Chabrol y Chéreau presentan dos ejercicios de gran estilo

Pasada la ola de cine de relumbrón del comienzo de la Berlinale, desfilan ahora películas más humildes y menos noticiables, pero no peores. Si anteayer la española Isabel Coixet dio en Mi vida sin mí una lección de cine sentimental, ayer el francés Patrice Chéreau trajo un vigoroso ejercicio de realismo oscuro y pesimista, que complementa al magistral sarcasmo de su compatriota Claude Chabrol en La flor del mal.

En La flor del mal hay un delicado e inquietante perfume de malicia. El tortuoso, y cerrado a cal y canto, subsuelo biográfico y moral de una familia de la alta burguesía de Burdeos es el territorio que Claude Chabrol explora esta vez con el cuchillo de su mirada, con la que hurga y destripa sin piedad el lado oscuro de la sociedad en que vive. La lente de este cuchillo hiere sin crueldad, gracias al prodigioso empleo por Chabrol de la sugerencia, la elipsis y la doble lectura, que convierten el estilo de este eminente cineasta en uno de los más punzantes, lúcidos y refinados del cine europeo actual.

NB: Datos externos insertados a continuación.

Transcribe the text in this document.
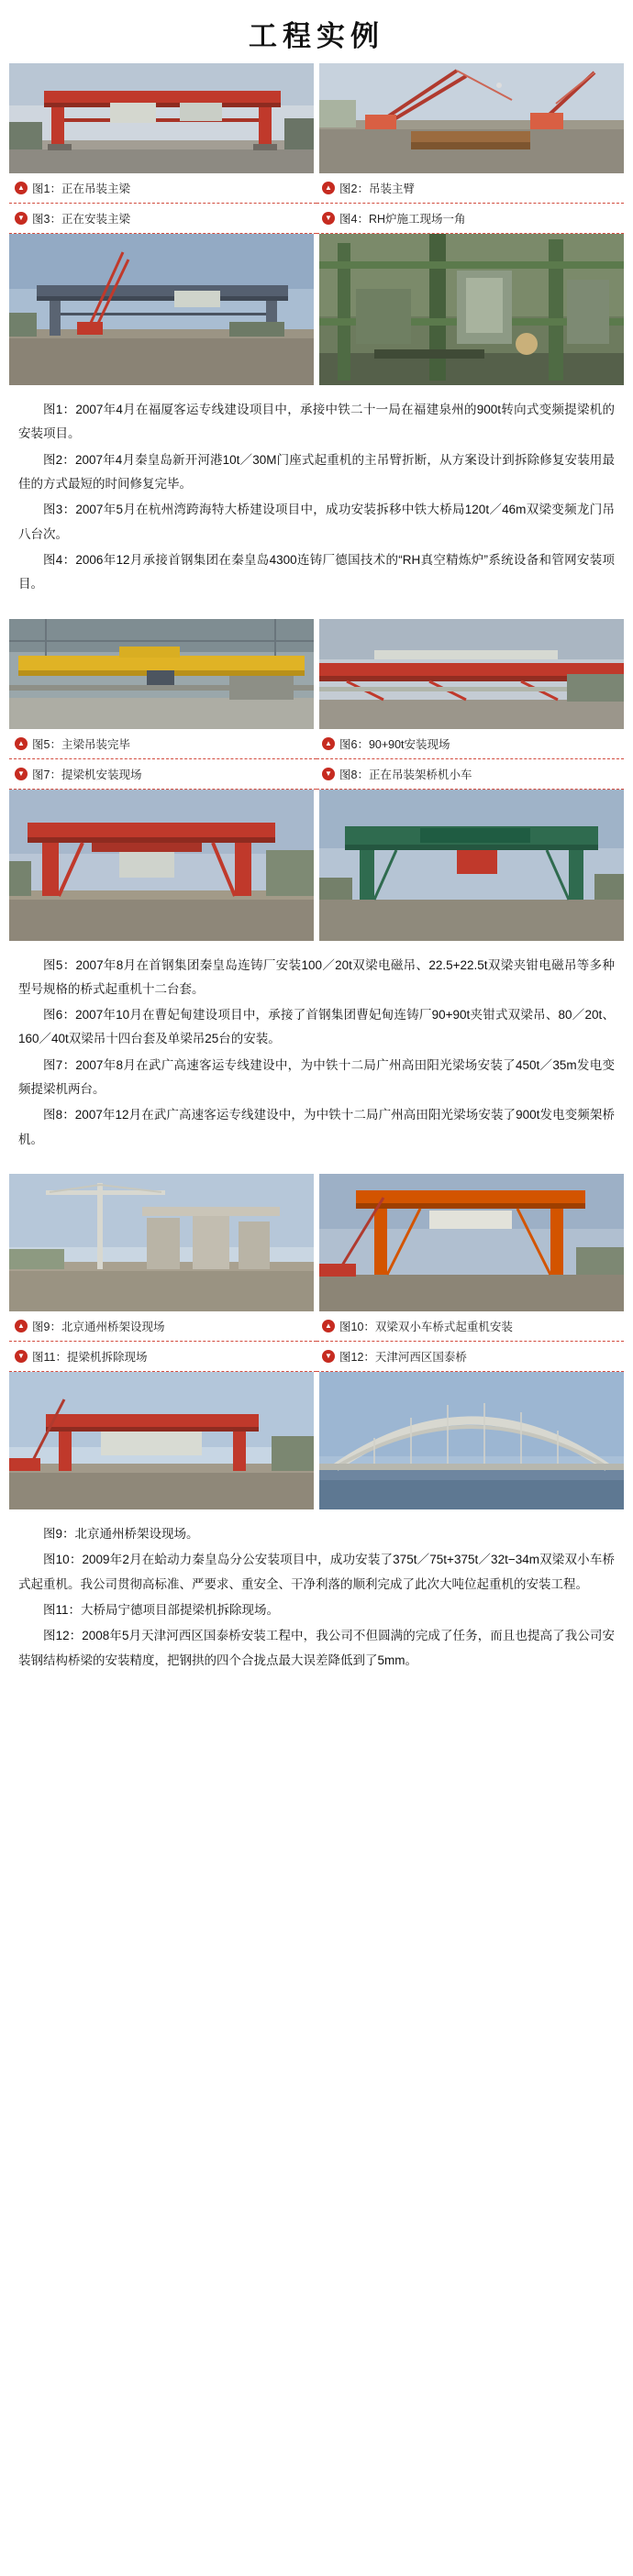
工程实例
▲ 图1：正在吊装主梁	▲ 图2：吊装主臂
▼ 图3：正在安装主梁	▼ 图4：RH炉施工现场一角

图1：2007年4月在福厦客运专线建设项目中，承接中铁二十一局在福建泉州的900t转向式变频提梁机的安装项目。

图2：2007年4月秦皇岛新开河港10t／30M门座式起重机的主吊臂折断，从方案设计到拆除修复安装用最佳的方式最短的时间修复完毕。

图3：2007年5月在杭州湾跨海特大桥建设项目中，成功安装拆移中铁大桥局120t／46m双梁变频龙门吊八台次。

图4：2006年12月承接首钢集团在秦皇岛4300连铸厂德国技术的“RH真空精炼炉”系统设备和管网安装项目。

▲ 图5：主梁吊装完毕	▲ 图6：90+90t安装现场
▼ 图7：提梁机安装现场	▼ 图8：正在吊装架桥机小车

图5：2007年8月在首钢集团秦皇岛连铸厂安装100／20t双梁电磁吊、22.5+22.5t双梁夹钳电磁吊等多种型号规格的桥式起重机十二台套。

图6：2007年10月在曹妃甸建设项目中，承接了首钢集团曹妃甸连铸厂90+90t夹钳式双梁吊、80／20t、160／40t双梁吊十四台套及单梁吊25台的安装。

图7：2007年8月在武广高速客运专线建设中，为中铁十二局广州高田阳光梁场安装了450t／35m发电变频提梁机两台。

图8：2007年12月在武广高速客运专线建设中，为中铁十二局广州高田阳光梁场安装了900t发电变频架桥机。

▲ 图9：北京通州桥架设现场	▲ 图10：双梁双小车桥式起重机安装
▼ 图11：提梁机拆除现场	▼ 图12：天津河西区国泰桥

图9：北京通州桥架设现场。

图10：2009年2月在蛤动力秦皇岛分公安装项目中，成功安装了375t／75t+375t／32t−34m双梁双小车桥式起重机。我公司贯彻高标准、严要求、重安全、干净利落的顺利完成了此次大吨位起重机的安装工程。

图11：大桥局宁德项目部提梁机拆除现场。

图12：2008年5月天津河西区国泰桥安装工程中，我公司不但圆满的完成了任务，而且也提高了我公司安装钢结构桥梁的安装精度，把钢拱的四个合拢点最大误差降低到了5mm。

Introduce Chabrol en unos pocos días más de medio siglo de una vida familiar de las llamadas intachables, pero cuyo pulimento mundano se sostiene en algunas vergüenzas de alto calibre, escondidas en el gran armario de la casa. Se entrevén tales vergüenzas en los cínicos y divertidos roces metafóricos con lo incestuoso de sus personas más libres pero en el fondo más siniestras; y en la súbita apertura de la puerta del sótano donde se almacenan las basuras secretas de la familia por la abuela de la casa, una Suzanne Flon anciana que sigue siendo la elegante y maravillosa actriz que saltó a las pantallas del mundo en el viejo Mouline Rouge, de John Huston.

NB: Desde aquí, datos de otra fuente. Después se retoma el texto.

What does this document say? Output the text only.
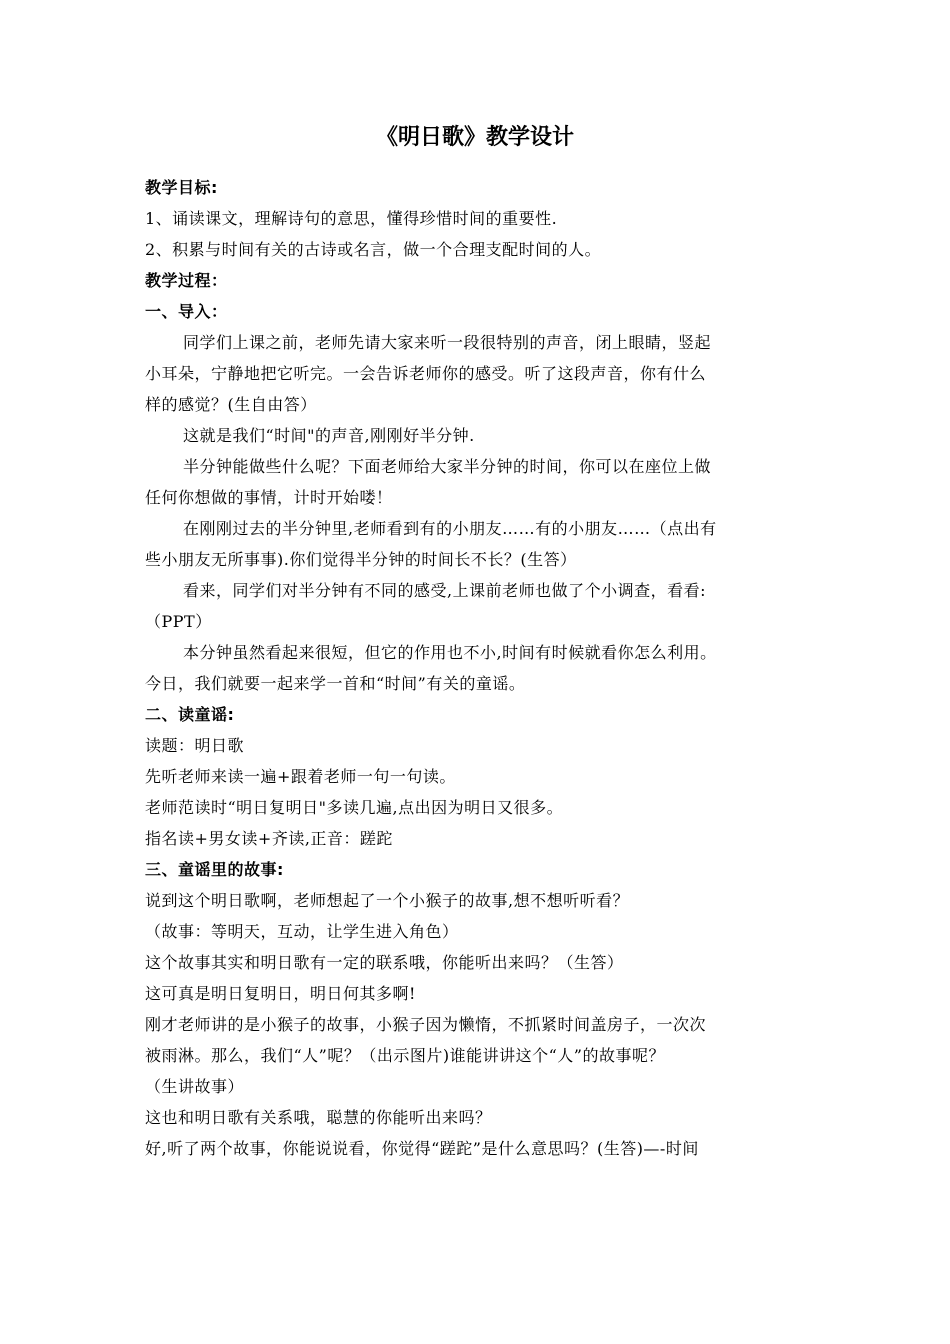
《明日歌》教学设计
教学目标:
1、诵读课文，理解诗句的意思，懂得珍惜时间的重要性.
2、积累与时间有关的古诗或名言，做一个合理支配时间的人。
教学过程：
一、导入：
同学们上课之前，老师先请大家来听一段很特别的声音，闭上眼睛，竖起
小耳朵，宁静地把它听完。一会告诉老师你的感受。听了这段声音，你有什么
样的感觉？(生自由答）
这就是我们“时间"的声音,刚刚好半分钟.
半分钟能做些什么呢？下面老师给大家半分钟的时间，你可以在座位上做
任何你想做的事情，计时开始喽！
在刚刚过去的半分钟里,老师看到有的小朋友……有的小朋友……（点出有
些小朋友无所事事).你们觉得半分钟的时间长不长？(生答）
看来，同学们对半分钟有不同的感受,上课前老师也做了个小调查，看看:
（PPT）
本分钟虽然看起来很短，但它的作用也不小,时间有时候就看你怎么利用。
今日，我们就要一起来学一首和“时间”有关的童谣。
二、读童谣:
读题：明日歌
先听老师来读一遍+跟着老师一句一句读。
老师范读时“明日复明日"多读几遍,点出因为明日又很多。
指名读+男女读+齐读,正音：蹉跎
三、童谣里的故事:
说到这个明日歌啊，老师想起了一个小猴子的故事,想不想听听看？
（故事：等明天，互动，让学生进入角色）
这个故事其实和明日歌有一定的联系哦，你能听出来吗？（生答）
这可真是明日复明日，明日何其多啊!
刚才老师讲的是小猴子的故事，小猴子因为懒惰，不抓紧时间盖房子，一次次
被雨淋。那么，我们“人”呢？（出示图片)谁能讲讲这个“人”的故事呢？
（生讲故事）
这也和明日歌有关系哦，聪慧的你能听出来吗？
好,听了两个故事，你能说说看，你觉得“蹉跎”是什么意思吗？(生答)—-时间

No es La flor del mal la obra cumbre de Chabrol. Es un trabajo lleno de coherencia, muy inteligente y tocado de humor y de sabiduría, pero tiene la pinta de una obra de tránsito y de descanso del cineasta en el incesante ascenso a que ha sometido últimamente a su obra. Están armados los ojos de Chabrol con una especie de rayos X, que le permiten entrometerse en las bambalinas secretas, e incluso inconfesables, de la sociedad que le rodea, en busca permanente de radicalidad y de despojamiento de adherencias ornamentales. Y esto no tiene precio en medio de las superficies en que se mueve el cine de ahora.

Algo de este emocionante despojamiento hay también en el estilo realista de Patrice Chéreau, que le lleva a conclusiones visuales duras de ver, pues rezuman pesimismo visceral, no deducido de un artificio intelectual de salón. Su hermano es una película que, a la manera sofocante y tenebrista de la magistral Intimidad, indaga en otra forma aún más absoluta de soledad que la derivada del sexo. Es la soledad que se vive dentro de los umbrales de la muerte, en el infierno hospitalario de una enfermedad terminal. Es un relato complejo y que no deja resquicio para el respiro, pues representa la agonía de un hermano en forma de espejo en el que no nos atrevemos a mirar lo que tiene de agonía propia.